Published: 28th February 2016 04:32 AM  |   Last Updated: 28th February 2016 04:32 AM   |  A+A-

Ganapathy

KOCHI:Till Saturday, all that racewalker K Ganapathy (26)  earnestly dreamed was to make the Rio Olympic cut. The havildar with Madras Regimental Centre, who is making ends meet with a bank loan, moved a step closer to his dream at the Jaipur National Open Race Walking Championships, where he covered the 20km distance in 1:21:52.

He finished behind Uttarakhand’s Gurmeet Singh, who had already met the qualification requirement. A total of seven walkers dipped under the Olympic qualifying mark of 1:24:00. Of them, four attained the feat for the first time. Eventually, three will travel to Rio.

Hailing from Goundanur in Krishnagiri district, Ganapathy’s family literally had a hand-to-mouth existence and depended solely on the jawan’s salary for survival. During this time, Ganapathy was included in the Target Olympic Podium Scheme (TOPS), which he thought would take care of his requirements. But TOPS failed to cater to his needs and the athlete had to resort to other means. A bank loan of Rs 2 lakh with contributions from friends ensured that the training went ahead.

Ganapathy described the achievement as a ‘dream come true’. But few knew the hardship he went through to reach his goal. With a salary of Rs 20,000, he found the going tough. The cost of performing at the top level was something he could not afford. 
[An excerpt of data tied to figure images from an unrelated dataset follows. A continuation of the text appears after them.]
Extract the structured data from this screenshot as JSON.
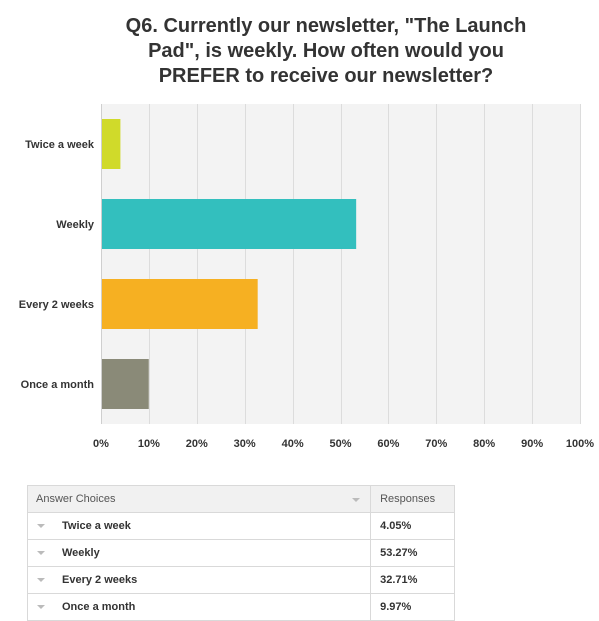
{
  "title_lines": [
    "Q6. Currently our newsletter, \"The Launch",
    "Pad\", is weekly. How often would you",
    "PREFER to receive our newsletter?"
  ],
  "colors": {
    "bar_colors": [
      "#d0da2a",
      "#33bfbe",
      "#f6b022",
      "#8a8a78"
    ],
    "plot_bg": "#f3f3f3",
    "grid": "#dcdcdc"
  },
  "chart_data": {
    "type": "bar",
    "orientation": "horizontal",
    "categories": [
      "Twice a week",
      "Weekly",
      "Every 2 weeks",
      "Once a month"
    ],
    "values": [
      4.05,
      53.27,
      32.71,
      9.97
    ],
    "title": "Q6. Currently our newsletter, \"The Launch Pad\", is weekly. How often would you PREFER to receive our newsletter?",
    "xlim": [
      0,
      100
    ],
    "xtick_labels": [
      "0%",
      "10%",
      "20%",
      "30%",
      "40%",
      "50%",
      "60%",
      "70%",
      "80%",
      "90%",
      "100%"
    ],
    "grid": true
  },
  "table": {
    "headers": [
      "Answer Choices",
      "Responses"
    ],
    "rows": [
      {
        "choice": "Twice a week",
        "response": "4.05%"
      },
      {
        "choice": "Weekly",
        "response": "53.27%"
      },
      {
        "choice": "Every 2 weeks",
        "response": "32.71%"
      },
      {
        "choice": "Once a month",
        "response": "9.97%"
      }
    ]
  }
}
“It has been a tough journey. With my salary, I can’t even buy a pair of walking shoes. A reasonable brand will cost a minimum Rs 12,000. One pair will last two months and if I carry on with damaged shoes, injuries are inevitable. I had no money and I couldn’t risk injury. God knows how I’ve come this far,” he told Express from Jaipur.

“At times, I was so cash-strapped that I borrowed from home when I went back after vacations. After I took the loan, things became more difficult. Each month the bank deducted Rs 5,000 from my salary,” Ganapathy added. He felt that if promises made to him during the signing of TOPS had been fulfilled, it would have kept him in good stead. “Diet, supplements, jersey...It’s very expensive. Sports ministry officials said once I am under TOPS, I will be entitled to monthly allowance as well as kit and training overseas. Nothing has happened. I’m fighting alone.” Ganapathy’s timing is the second best so far among the seven Indians who have qualified for Rio. He felt he can do better and book his place for Rio. “I was aiming at 1:21:30 here but couldn’t achieve that. Now I’ve two major competitions coming up – Asian Championship in March and World Cup in May. Hopefully, I’ll be part of the squad. I’m preparing to clock 1:20 in upcoming events. If I attain that, I can ensure a ticket to Rio,” he added.